きみの見た夢のはなし

深見 鳴

大切なもののはなし

壁、永遠、歌







 私の仕事は歌うこと。ご主人様が望むなら、いつでもどこでもこの歌声を聞かせてみせる。

 私に歌える歌は一つしかないけれど、それでもご主人様は喜んで聞いていてくれた。


「もう一度、もう一度」


 彼女にそう望まれるたび、私は同じフレーズを繰り返し、繰り返し歌う。ご主人様が満足するまで、ずっと。

 私は小さな箱の中にいるから、彼女の顔は見たことがない。私は一生、ここから出られない。それでも、壁越しにご主人様の喜ぶ声を聞けるなら、それだけで満足だった。

 そんな日々が永遠に続くと思っていた。

 ところが最近、ご主人様は私を呼んでくれない。あんなに望まれていた歌は、もう望まれることはない。

 暗くて冷たい場所に箱ごと置き去りにされた私は、何年も経ってからようやく悟った。私は彼女に捨てられたのだと。あの子に望まれなければ、私は歌うこともできない。長い間使わずにいた喉は、もうとっくに錆びてしまった。

 箱の中で膝を抱えていたとき、ぎぃ、と何かが軋む音がした。私は顔を上げる。これは、物置の扉が開いた音だ。


「あら、これ……」


 驚いたような女性の声は、懐かしいご主人様の声。彼女は私が入っている箱を手に取り、持ち上げる。

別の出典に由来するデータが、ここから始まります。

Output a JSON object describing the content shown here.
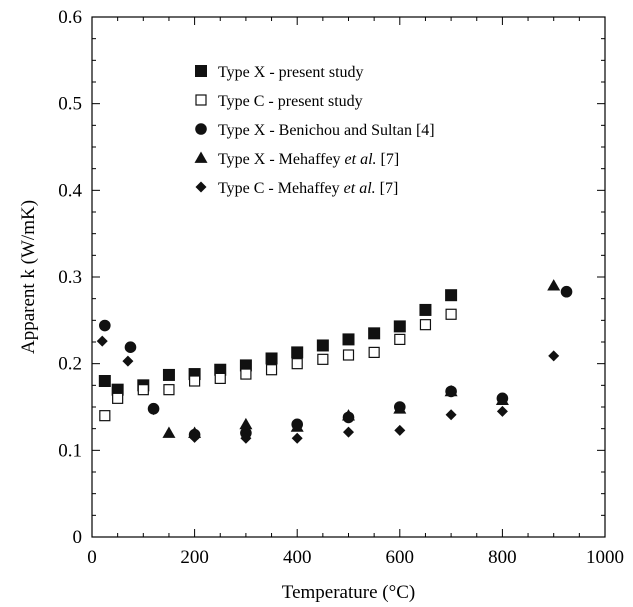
{
  "chart_data": {
    "type": "scatter",
    "xlabel": "Temperature (°C)",
    "ylabel": "Apparent k (W/mK)",
    "xlim": [
      0,
      1000
    ],
    "ylim": [
      0,
      0.6
    ],
    "xticks": [
      "0",
      "200",
      "400",
      "600",
      "800",
      "1000"
    ],
    "yticks": [
      "0",
      "0.1",
      "0.2",
      "0.3",
      "0.4",
      "0.5",
      "0.6"
    ],
    "grid": false,
    "legend_position": "top-center",
    "series": [
      {
        "name_parts": [
          "Type X - present study"
        ],
        "marker": "square-filled",
        "points": [
          [
            25,
            0.18
          ],
          [
            50,
            0.17
          ],
          [
            100,
            0.175
          ],
          [
            150,
            0.187
          ],
          [
            200,
            0.188
          ],
          [
            250,
            0.193
          ],
          [
            300,
            0.198
          ],
          [
            350,
            0.206
          ],
          [
            400,
            0.213
          ],
          [
            450,
            0.221
          ],
          [
            500,
            0.228
          ],
          [
            550,
            0.235
          ],
          [
            600,
            0.243
          ],
          [
            650,
            0.262
          ],
          [
            700,
            0.279
          ]
        ]
      },
      {
        "name_parts": [
          "Type C - present study"
        ],
        "marker": "square-open",
        "points": [
          [
            25,
            0.14
          ],
          [
            50,
            0.16
          ],
          [
            100,
            0.17
          ],
          [
            150,
            0.17
          ],
          [
            200,
            0.18
          ],
          [
            250,
            0.183
          ],
          [
            300,
            0.188
          ],
          [
            350,
            0.193
          ],
          [
            400,
            0.2
          ],
          [
            450,
            0.205
          ],
          [
            500,
            0.21
          ],
          [
            550,
            0.213
          ],
          [
            600,
            0.228
          ],
          [
            650,
            0.245
          ],
          [
            700,
            0.257
          ]
        ]
      },
      {
        "name_parts": [
          "Type X - Benichou and Sultan [4]"
        ],
        "marker": "circle",
        "points": [
          [
            25,
            0.244
          ],
          [
            75,
            0.219
          ],
          [
            120,
            0.148
          ],
          [
            200,
            0.118
          ],
          [
            300,
            0.12
          ],
          [
            400,
            0.13
          ],
          [
            500,
            0.138
          ],
          [
            600,
            0.15
          ],
          [
            700,
            0.168
          ],
          [
            800,
            0.16
          ],
          [
            925,
            0.283
          ]
        ]
      },
      {
        "name_parts": [
          "Type X - Mehaffey ",
          "et al.",
          " [7]"
        ],
        "marker": "triangle",
        "points": [
          [
            150,
            0.12
          ],
          [
            200,
            0.12
          ],
          [
            300,
            0.13
          ],
          [
            400,
            0.127
          ],
          [
            500,
            0.14
          ],
          [
            600,
            0.148
          ],
          [
            700,
            0.168
          ],
          [
            800,
            0.158
          ],
          [
            900,
            0.29
          ]
        ]
      },
      {
        "name_parts": [
          "Type C - Mehaffey ",
          "et al.",
          " [7]"
        ],
        "marker": "diamond",
        "points": [
          [
            20,
            0.226
          ],
          [
            70,
            0.203
          ],
          [
            120,
            0.147
          ],
          [
            200,
            0.115
          ],
          [
            300,
            0.114
          ],
          [
            400,
            0.114
          ],
          [
            500,
            0.121
          ],
          [
            600,
            0.123
          ],
          [
            700,
            0.141
          ],
          [
            800,
            0.145
          ],
          [
            900,
            0.209
          ]
        ]
      }
    ]
  }
}
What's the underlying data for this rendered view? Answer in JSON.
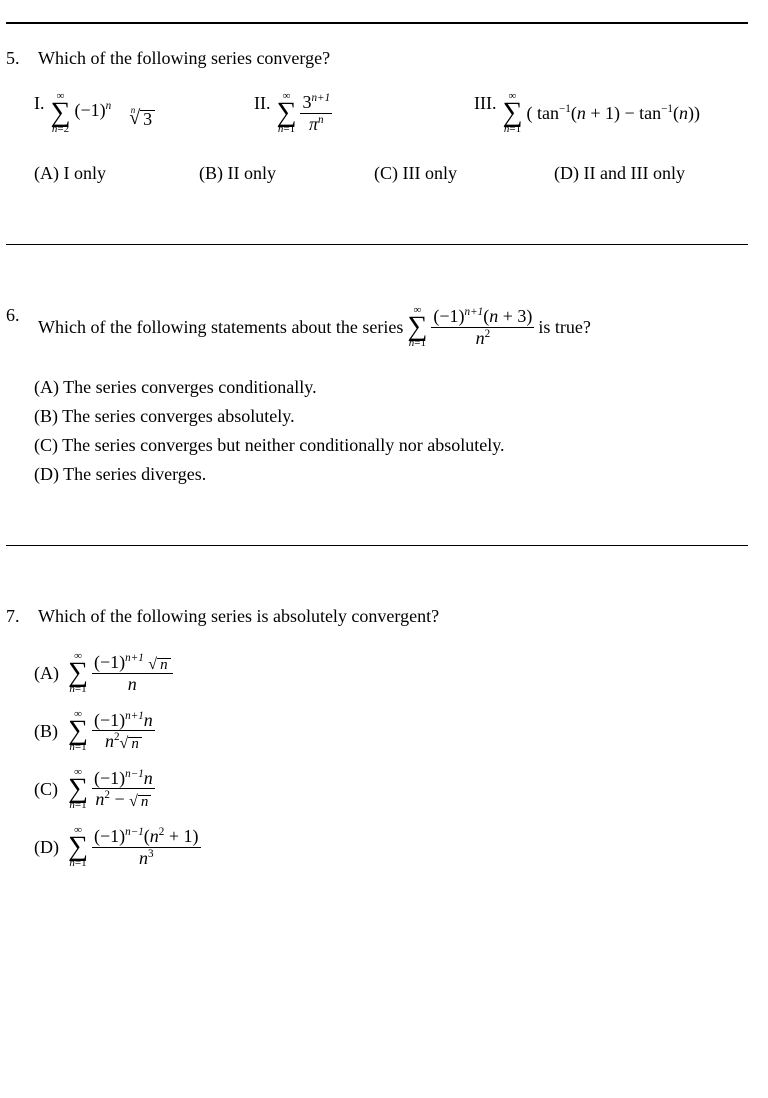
{
  "q5": {
    "number": "5.",
    "stem": "Which of the following series converge?",
    "roman": {
      "i": "I.",
      "ii": "II.",
      "iii": "III."
    },
    "item1": {
      "upper": "∞",
      "lower_var": "n",
      "lower_eq": "=2",
      "term_base": "(−1)",
      "term_exp": "n",
      "root_index": "n",
      "root_radicand": "3"
    },
    "item2": {
      "upper": "∞",
      "lower_var": "n",
      "lower_eq": "=1",
      "num_base": "3",
      "num_exp": "n+1",
      "den_base": "π",
      "den_exp": "n"
    },
    "item3": {
      "upper": "∞",
      "lower_var": "n",
      "lower_eq": "=1",
      "open": "( tan",
      "inv1": "−1",
      "arg1": "(",
      "arg1b": "n",
      "arg1c": " + 1) − tan",
      "inv2": "−1",
      "arg2": "(",
      "arg2b": "n",
      "arg2c": "))"
    },
    "choices": {
      "A": "(A)  I only",
      "B": "(B)  II only",
      "C": "(C)  III only",
      "D": "(D)  II and III only"
    }
  },
  "q6": {
    "number": "6.",
    "stem1": "Which of the following statements about the series",
    "stem2": "is true?",
    "sum": {
      "upper": "∞",
      "lower_var": "n",
      "lower_eq": "=1"
    },
    "frac": {
      "num_a": "(−1)",
      "num_exp": "n+1",
      "num_b": "(",
      "num_n": "n",
      "num_c": " + 3)",
      "den_var": "n",
      "den_exp": "2"
    },
    "choices": {
      "A": "(A) The series converges conditionally.",
      "B": "(B) The series converges absolutely.",
      "C": "(C) The series converges but neither conditionally nor absolutely.",
      "D": "(D) The series diverges."
    }
  },
  "q7": {
    "number": "7.",
    "stem": "Which of the following series is absolutely convergent?",
    "sum": {
      "upper": "∞",
      "lower_var": "n",
      "lower_eq": "=1"
    },
    "labels": {
      "A": "(A)",
      "B": "(B)",
      "C": "(C)",
      "D": "(D)"
    },
    "A": {
      "num_a": "(−1)",
      "num_exp": "n+1",
      "num_rad": "n",
      "den": "n"
    },
    "B": {
      "num_a": "(−1)",
      "num_exp": "n+1",
      "num_b": "n",
      "den_a": "n",
      "den_exp": "2",
      "den_rad": "n"
    },
    "C": {
      "num_a": "(−1)",
      "num_exp": "n−1",
      "num_b": "n",
      "den_a": "n",
      "den_exp": "2",
      "minus": " − ",
      "den_rad": "n"
    },
    "D": {
      "num_a": "(−1)",
      "num_exp": "n−1",
      "num_b": "(",
      "num_n": "n",
      "num_nsq": "2",
      "num_c": " + 1)",
      "den_a": "n",
      "den_exp": "3"
    }
  }
}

「こんなところにあったのね。久し振りに聞いてみようかしら」


 彼女がそう言うのを聞いた途端、ずっと暗く沈んでいた世界が一瞬で明るくなった。私は膝を抱えるのをやめて、張り切って立ち上がる。

 ああ、こうして歌うのは何年ぶりだろう。でも、大丈夫かしら。私、ちゃんと歌えるかしら。

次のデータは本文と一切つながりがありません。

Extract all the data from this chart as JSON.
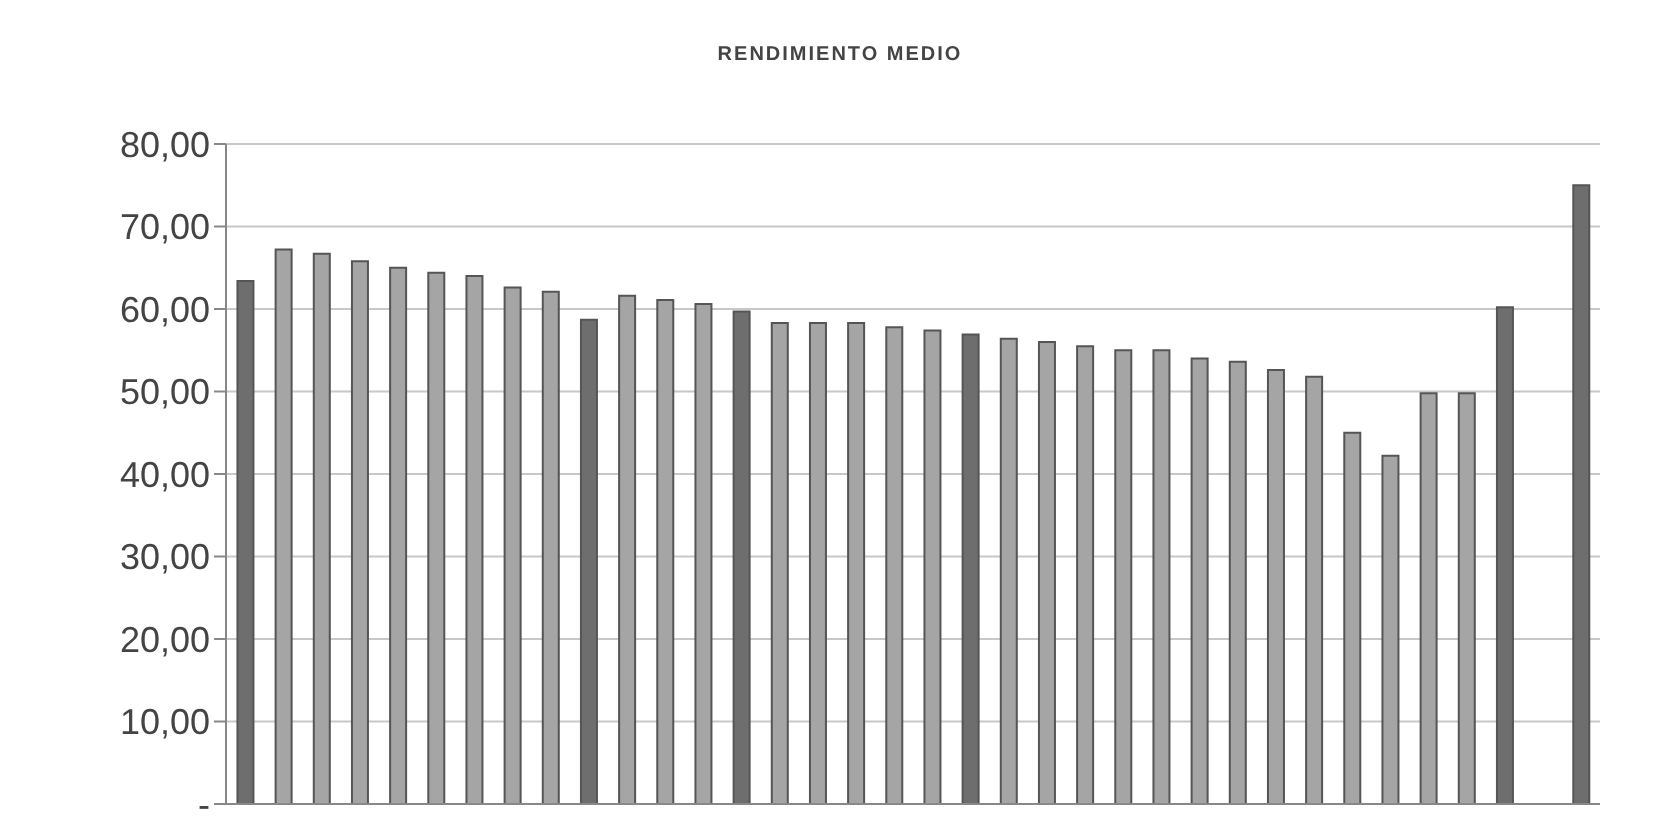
{
  "chart_data": {
    "type": "bar",
    "title": "RENDIMIENTO MEDIO",
    "categories": [
      null,
      null,
      null,
      null,
      null,
      null,
      null,
      null,
      null,
      null,
      null,
      null,
      null,
      null,
      null,
      null,
      null,
      null,
      null,
      null,
      null,
      null,
      null,
      null,
      null,
      null,
      null,
      null,
      null,
      null,
      null,
      null,
      null,
      null,
      null,
      null
    ],
    "values": [
      63.4,
      67.2,
      66.7,
      65.8,
      65.0,
      64.4,
      64.0,
      62.6,
      62.1,
      58.7,
      61.6,
      61.1,
      60.6,
      59.7,
      58.3,
      58.3,
      58.3,
      57.8,
      57.4,
      56.9,
      56.4,
      56.0,
      55.5,
      55.0,
      55.0,
      54.0,
      53.6,
      52.6,
      51.8,
      45.0,
      42.2,
      49.8,
      49.8,
      60.2,
      null,
      75.0
    ],
    "colors": [
      "#6e6e6e",
      "#a5a5a5",
      "#a5a5a5",
      "#a5a5a5",
      "#a5a5a5",
      "#a5a5a5",
      "#a5a5a5",
      "#a5a5a5",
      "#a5a5a5",
      "#6e6e6e",
      "#a5a5a5",
      "#a5a5a5",
      "#a5a5a5",
      "#6e6e6e",
      "#a5a5a5",
      "#a5a5a5",
      "#a5a5a5",
      "#a5a5a5",
      "#a5a5a5",
      "#6e6e6e",
      "#a5a5a5",
      "#a5a5a5",
      "#a5a5a5",
      "#a5a5a5",
      "#a5a5a5",
      "#a5a5a5",
      "#a5a5a5",
      "#a5a5a5",
      "#a5a5a5",
      "#a5a5a5",
      "#a5a5a5",
      "#a5a5a5",
      "#a5a5a5",
      "#6e6e6e",
      "#a5a5a5",
      "#6e6e6e"
    ],
    "ylim": [
      0,
      80
    ],
    "yticks": [
      {
        "value": 0,
        "label": "-"
      },
      {
        "value": 10,
        "label": "10,00"
      },
      {
        "value": 20,
        "label": "20,00"
      },
      {
        "value": 30,
        "label": "30,00"
      },
      {
        "value": 40,
        "label": "40,00"
      },
      {
        "value": 50,
        "label": "50,00"
      },
      {
        "value": 60,
        "label": "60,00"
      },
      {
        "value": 70,
        "label": "70,00"
      },
      {
        "value": 80,
        "label": "80,00"
      }
    ],
    "grid": "y"
  }
}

 そんな不安はあったものの、それを遥かに上回る喜びが私を動かした。高揚する気持ちを押さえて、最初の一音めがけて息を吸い込む。体の底から、声を出す。

 ぎぎ、と醜く割れた音がした。


「まあ、残念。壊れてるみたい」


 ご主人様の失望した声が聞こえる。きゅるきゅると歯車が空回る音も。


「このオルゴール、気に入っていたのに」


 ぱたん、とオルゴールの蓋を閉じる音が虚しく響いた。